Britain's economy could grow by 1.3 billion pounds if it left the European Union due to less regulation and more trade with emerging economies, a British diplomat who dreamt up a prize-winning blueprint for the country's EU exit said on Tuesday.
Britain's free market Institute of Economic Affairs on Tuesday awarded a 100,000-euro prize to Iain Mansfield, a British diplomat based in the Philippines, who it decided had come up with the best blueprint for a 'Brexit,' a British departure from the EU.
Amid widespread public disenchantment in Britain about the EU's perceived over-bearing role in everyday life Conservative Prime Minister David Cameron has promised to give Britons a referendum on leaving the EU in 2017 if he is re-elected next year.
Many opinion polls suggest a slim majority would vote to leave the 28-nation bloc and that the anti-EU UK Independence Party (UKIP) is on course to come first or second in elections to the European Parliament next month.
Mansfield said Britain could join the European Free Trade Association (EFTA) to avoid bureaucratic burdens on business linked to Britain's membership of the EU, saying it could position itself as somewhere between Switzerland and Turkey, neither of which are EU member states.
Mansfield, director of trade and investment at the British Embassy in Manila, argued that significantly fewer regulations, coupled with greater trade with emerging economies, could provide a real boost for Britain's economy.
If Britain, one of the EU's net budget contributors, left the bloc, it could reallocate the money it saved on contributions to pay down its deficit to enjoy a 10-billion pound surplus, he said.

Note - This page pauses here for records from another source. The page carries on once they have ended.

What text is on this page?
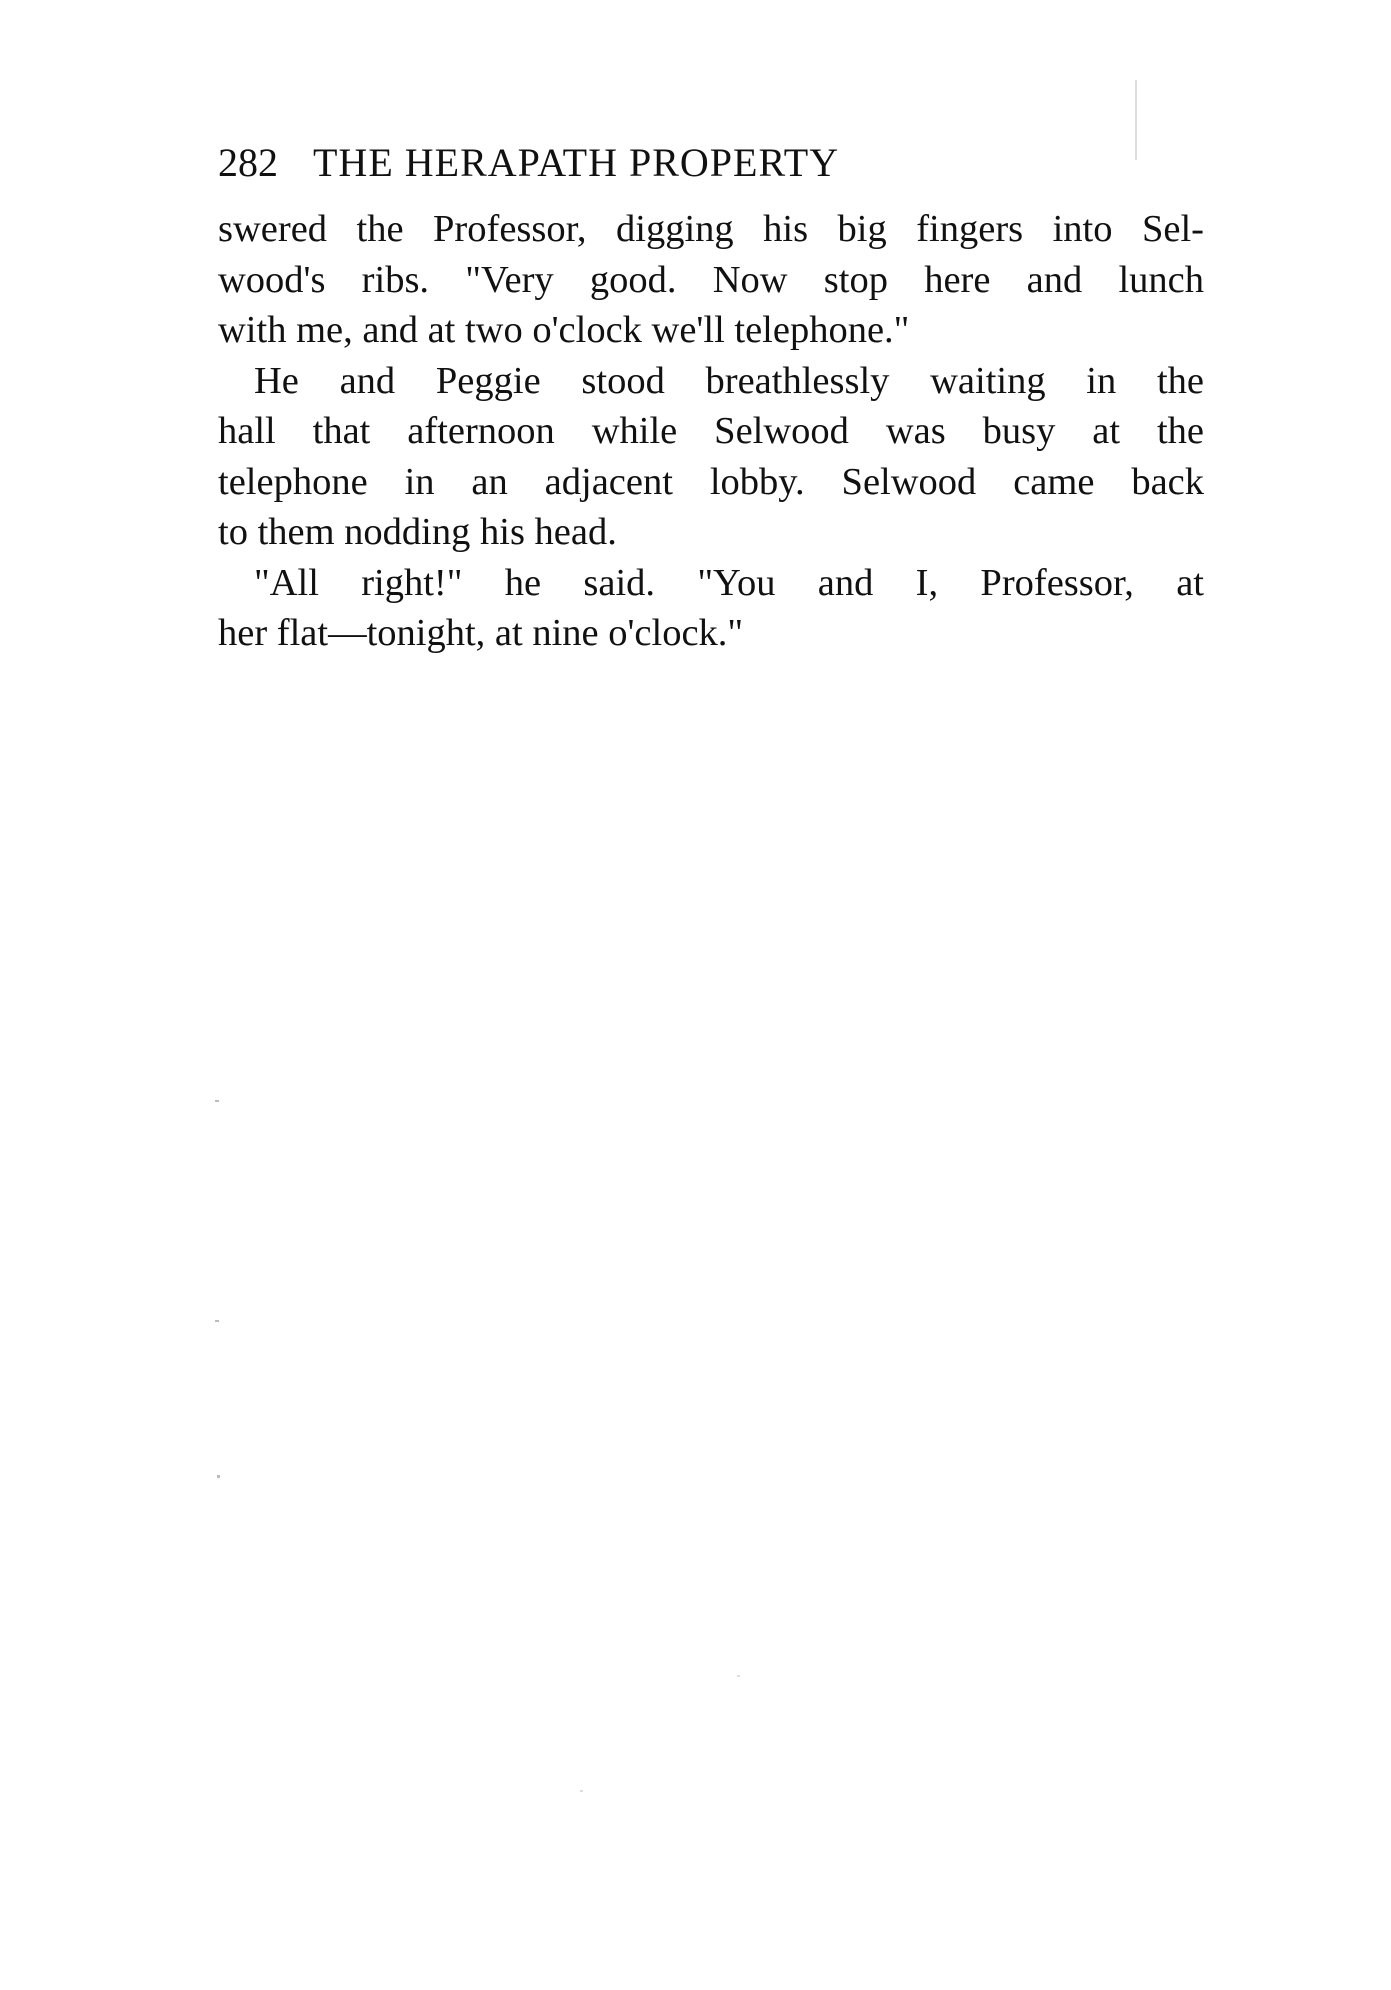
282 THE HERAPATH PROPERTY
swered the Professor, digging his big fingers into Sel-
wood's ribs. "Very good. Now stop here and lunch
with me, and at two o'clock we'll telephone."
He and Peggie stood breathlessly waiting in the
hall that afternoon while Selwood was busy at the
telephone in an adjacent lobby. Selwood came back
to them nodding his head.
"All right!" he said. "You and I, Professor, at
her flat—tonight, at nine o'clock."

"I take no position on whether a Brexit is desirable, but in the event of such a decision by the people of Britain, my paper sets out a course of action that would maximize the potential for an open, prosperous and globally engaged UK," Mansfield said after his win.
Economic incentives from an EU exit would include a reduction in the rate of corporation tax, the creation of special economic zones in poorer regions, and a rise in the research and development tax credit for new investors, he said.